Donor Class — You are being called “donor class” because you have almost the same, if not the very same set of opinions as the people who finance GOP candidates in elections. The candidates you shilled for pretty much had a blank check and they still lost to Trumpist populism and (civic) nationalism, to someone who ran their primary campaign on a shoestring budget. “Not since I was a student, surrounded by Marxists, have I heard so much talk about class. Or such expressions of class envy. And it all comes from the Trump army,” squeaks Nordlinger. Don’t be so shocked that people are talking about class on both the left and the right; your neoliberal free trade policies combined with the lenient mass immigration of unskilled labor were and continue to be a disaster for this country and have resulted in rising poverty, job insecurity, and underemployment. In other words, we are tired of your garbage and tired of the conversion of our homeland into an international shopping mall.

Cocktail Parties — “The Right charges you with tailoring your views to cocktail parties. As they tell it, ‘You have to toe the liberal line or your invitations to cocktail parties will dry up.’ This is so divorced from reality, it’s hard to know what to say,” writes Nordlinger. This is another metonymic meme meant to malign the milieu of movement conservatism. The cocktail party is the ultimate symbol of cuckservative compliance. It’s a place you ascend to for having the most correct opinions, where you can signal how much of a true conservative you are. It’s where one acquires connections and influence in the Beltway. There is no analogous institution for populists and nationalists. So yes, this is an expression of derision and resentment.

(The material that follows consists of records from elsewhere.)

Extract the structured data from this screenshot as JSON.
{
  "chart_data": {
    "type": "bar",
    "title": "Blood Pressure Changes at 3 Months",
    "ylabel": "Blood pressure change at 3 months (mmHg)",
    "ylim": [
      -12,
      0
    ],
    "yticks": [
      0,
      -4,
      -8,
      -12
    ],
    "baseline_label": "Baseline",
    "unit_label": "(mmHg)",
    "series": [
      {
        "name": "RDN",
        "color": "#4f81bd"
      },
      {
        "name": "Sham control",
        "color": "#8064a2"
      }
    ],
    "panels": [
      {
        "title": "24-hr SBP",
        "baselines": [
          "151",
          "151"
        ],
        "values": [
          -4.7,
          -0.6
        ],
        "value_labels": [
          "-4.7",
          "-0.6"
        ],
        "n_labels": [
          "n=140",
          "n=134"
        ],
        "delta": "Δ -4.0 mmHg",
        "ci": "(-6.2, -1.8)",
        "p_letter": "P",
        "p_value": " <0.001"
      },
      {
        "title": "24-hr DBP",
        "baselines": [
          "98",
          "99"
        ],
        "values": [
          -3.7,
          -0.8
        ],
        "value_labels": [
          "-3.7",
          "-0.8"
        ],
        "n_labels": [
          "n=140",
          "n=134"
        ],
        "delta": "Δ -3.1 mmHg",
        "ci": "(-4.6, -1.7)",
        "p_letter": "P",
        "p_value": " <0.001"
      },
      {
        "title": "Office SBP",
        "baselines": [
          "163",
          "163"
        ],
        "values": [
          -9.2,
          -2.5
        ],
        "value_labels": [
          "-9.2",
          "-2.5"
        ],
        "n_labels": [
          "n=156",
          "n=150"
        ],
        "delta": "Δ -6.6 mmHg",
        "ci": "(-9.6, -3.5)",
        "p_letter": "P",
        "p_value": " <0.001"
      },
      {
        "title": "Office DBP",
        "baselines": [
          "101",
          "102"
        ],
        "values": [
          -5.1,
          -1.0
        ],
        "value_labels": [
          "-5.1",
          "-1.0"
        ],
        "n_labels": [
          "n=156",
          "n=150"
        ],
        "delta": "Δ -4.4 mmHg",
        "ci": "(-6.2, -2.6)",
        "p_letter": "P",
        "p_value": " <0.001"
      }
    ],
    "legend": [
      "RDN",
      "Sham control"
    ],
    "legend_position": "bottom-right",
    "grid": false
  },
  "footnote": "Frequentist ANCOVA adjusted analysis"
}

Elitist — Nordlinger’s jimmies are very rustled that “Trump partisans fancy themselves tribunes of the people — or the people themselves,” while people like him are “are non-people, somehow.” Considering how much flak Trump’s support base gets for skewing towards non-college White voters, I think it is fair to call anti-Trump conservative journalists members of the elite. Elites are not inherently bad though, so long as they are in tune with the aspirations of the people and exercise stewardship over the state and other civil and social institutions. The elite class of the United States does not do this. So an outspoken and angry billionaire (who has been critical of Washington for decades) is attempting to oust them on a populist platform, and becoming the most hated man in the world in the process.

Hillary Supporter — This is an easy one to get. #NeverTrump conservatives, by refusing to support or vote for the Republican nominee for president, are supporting the Clinton campaign. Supposedly they’ve hated Clinton more than the devil himself for years, and now we are expected to ignore that they’ve dropped defeating her from their platform? The United States is a de facto two-party state, so those are your options, A and B. Not-A is the same as B. I have my own disagreements with things Trump has said, but as an ethnonationalist I still support him as the best option. Why conservatives would disagree with him but not support him, tacitly endorsing Clinton, is beyond me, unless of course they are saying she is the better conservative of the two. Guess what, you’re Democrats now. Don’t expect a warm welcome from the coalition of the fringes, you White male.

The overarching theme here is a failure on the part of Nordlinger to defend his own ideology or position. His response to the Trumpists is limp and reads more like concern-trolling than anything else. This is why conservatives lose—their mission is just slower-paced liberalism. No coherent defense of movement conservatism can be mounted in the first place because it is a losing ideology. Out of fear of being called racist by third-worldists, marxists, communists, and (((public intellectuals))), these conservatives refuse to endorse any policies that would conserve their voter base.